The construction truck market – particularly in the US – has been mired in a lull for several years now, which has given the folks at Mack plenty of time to come up with ways to improve their popular Granite model.

Over the past several years the company has made continuous improvements, including adding four inches to the cab’s interior, offering a stylish button-tuck ceiling at no extra cost and improving the HVAC system. They’ve also recently added a tilt steering wheel, ergonomic foot pedals, extra power outlets and an improved body builder interface.

I recently drove a Mack Granite with MP8-425 Maxidyne engine and Allison 4500 RDS six-speed automatic transmission at Mack’s Customer Center in Allentown, Pa. If you’ve never been to Mack’s Customer Center, opened in November 2010, it’s worth checking out. It’s a tribute to all things Mack, featuring a sprawling museum with an impressive collection of Mack trucks and other artifacts as well as a track on which customers can drive various Mack models.

It was on this track that I drove the Granite. It’s no ordinary circle track; the course includes a 12-per-cent grade and an off-road section with simulated railway crossings, cobblestones and other obstacles set up to give the truck a good shake. I was especially impressed with how little rattling took place inside the cab while I hammered it over top the roughest surfaces available – and this was unloaded.

Mack has a new automated manual transmission dubbed mDrive, which so far is offered only in its Pinnacle highway model. The transmission isn’t yet offered with the Granite, but there’s little doubt it will be eventually. The mDrive has a feature called Grade Gripper, which will hold a loaded truck on a steep incline for several seconds without rolling back as the driver releases the foot brake and reaches for the accelerator. It’s a great feature to have in any construction truck.

I stopped the Granite halfway up the 12-per-cent incline and tried the same maneuver with the Allison automatic and was surprised to see it held its position pretty well – but again, we were empty.

The Granite is a hugely popular dump truck and part of the reason for this is that the cab is seated high enough to afford an excellent view and ample ground clearance, yet low enough to easily climb in and out of the cab.

The truck is available in two interior colours, each designed to coordinate with some commonly hauled material. The slate gray interior is aimed at asphalt haulers while the sandstone is a better match for those hauling dirt and sand. It may seem funny to design an interior that matches the commodity hauled, but it goes a long way towards maintaining a clean-looking interior.

Customers seem to love the Mack MP7 and MP8 engines, available with 325-505 horsepower and also the wide variety of Allison automatic transmissions offered. Curtis Dorwart, vocational marketing product manager with Mack, told me about 25 per cent of Granites sold today are being spec’d with Allison automatics.

Mack’s popular MP engines provide ample low-end torque and are efficient to operate.

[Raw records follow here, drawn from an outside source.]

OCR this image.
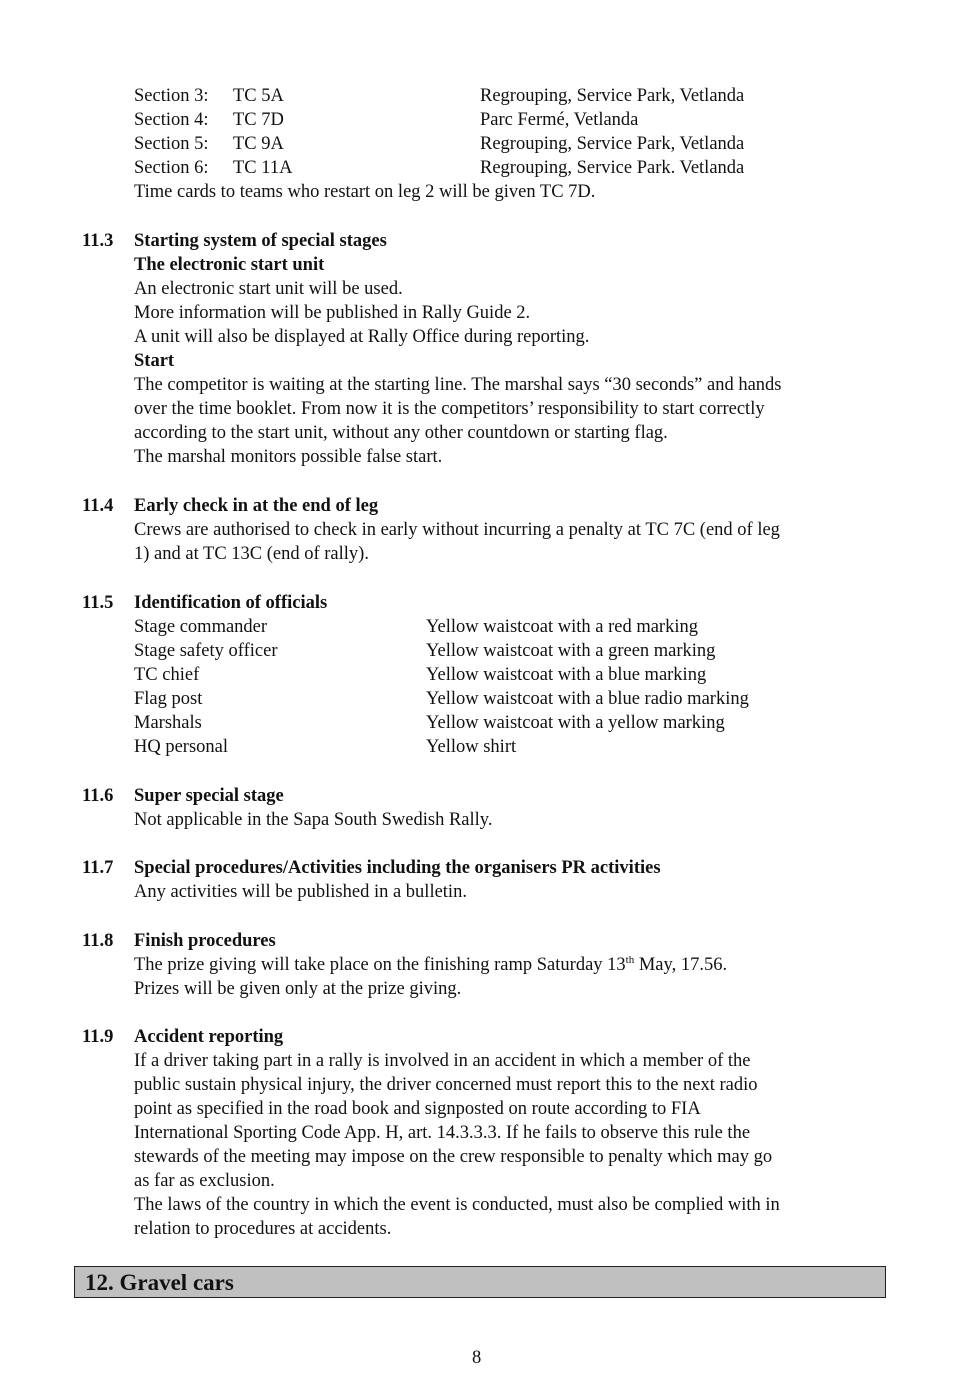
Section 3: TC 5A	Regrouping, Service Park, Vetlanda
Section 4: TC 7D	Parc Fermé, Vetlanda
Section 5: TC 9A	Regrouping, Service Park, Vetlanda
Section 6: TC 11A	Regrouping, Service Park. Vetlanda
Time cards to teams who restart on leg 2 will be given TC 7D.
11.3 Starting system of special stages
The electronic start unit
An electronic start unit will be used.
More information will be published in Rally Guide 2.
A unit will also be displayed at Rally Office during reporting.
Start
The competitor is waiting at the starting line. The marshal says “30 seconds” and hands
over the time booklet. From now it is the competitors’ responsibility to start correctly
according to the start unit, without any other countdown or starting flag.
The marshal monitors possible false start.
11.4 Early check in at the end of leg
Crews are authorised to check in early without incurring a penalty at TC 7C (end of leg
1) and at TC 13C (end of rally).
11.5 Identification of officials
Stage commander	Yellow waistcoat with a red marking
Stage safety officer	Yellow waistcoat with a green marking
TC chief	Yellow waistcoat with a blue marking
Flag post	Yellow waistcoat with a blue radio marking
Marshals	Yellow waistcoat with a yellow marking
HQ personal	Yellow shirt
11.6 Super special stage
Not applicable in the Sapa South Swedish Rally.
11.7 Special procedures/Activities including the organisers PR activities
Any activities will be published in a bulletin.
11.8 Finish procedures
The prize giving will take place on the finishing ramp Saturday 13th May, 17.56.
Prizes will be given only at the prize giving.
11.9 Accident reporting
If a driver taking part in a rally is involved in an accident in which a member of the
public sustain physical injury, the driver concerned must report this to the next radio
point as specified in the road book and signposted on route according to FIA
International Sporting Code App. H, art. 14.3.3.3. If he fails to observe this rule the
stewards of the meeting may impose on the crew responsible to penalty which may go
as far as exclusion.
The laws of the country in which the event is conducted, must also be complied with in
relation to procedures at accidents.
12. Gravel cars
8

Mack also offers a lighter-duty Granite MHD (Medium Heavy-Duty) powered by the Cummins ISL engine for less rigorous construction applications hauling lighter loads. But the true Granite – or what is affectionately known internally as Mother Granite – is the real workhorse of the family. The dump truck I drove would be ideal for industrial or residential construction or roadbuilding. It’s available in either a set-back (SBA) or set-forward axle (SFA) configuration. The SBA will give you a tighter turning radius on crowded job sites but the SFA offers some additional flexibility in managing weight distribution. Dorwart told me the axle back version is more popular in Canada.

More improvements are coming to the Granite before the end of the year; little things such as a dead pedal footrest to give the left foot a comfortable resting place and an improved body builder console that will allow body companies to install controls more cleanly.

It’s clear that while the construction market has been sluggish, the folks at Mack have not been. They’ve been tweaking the Granite so that when the market rebounds, they’re ready to hit the ground running with an even better work truck than before.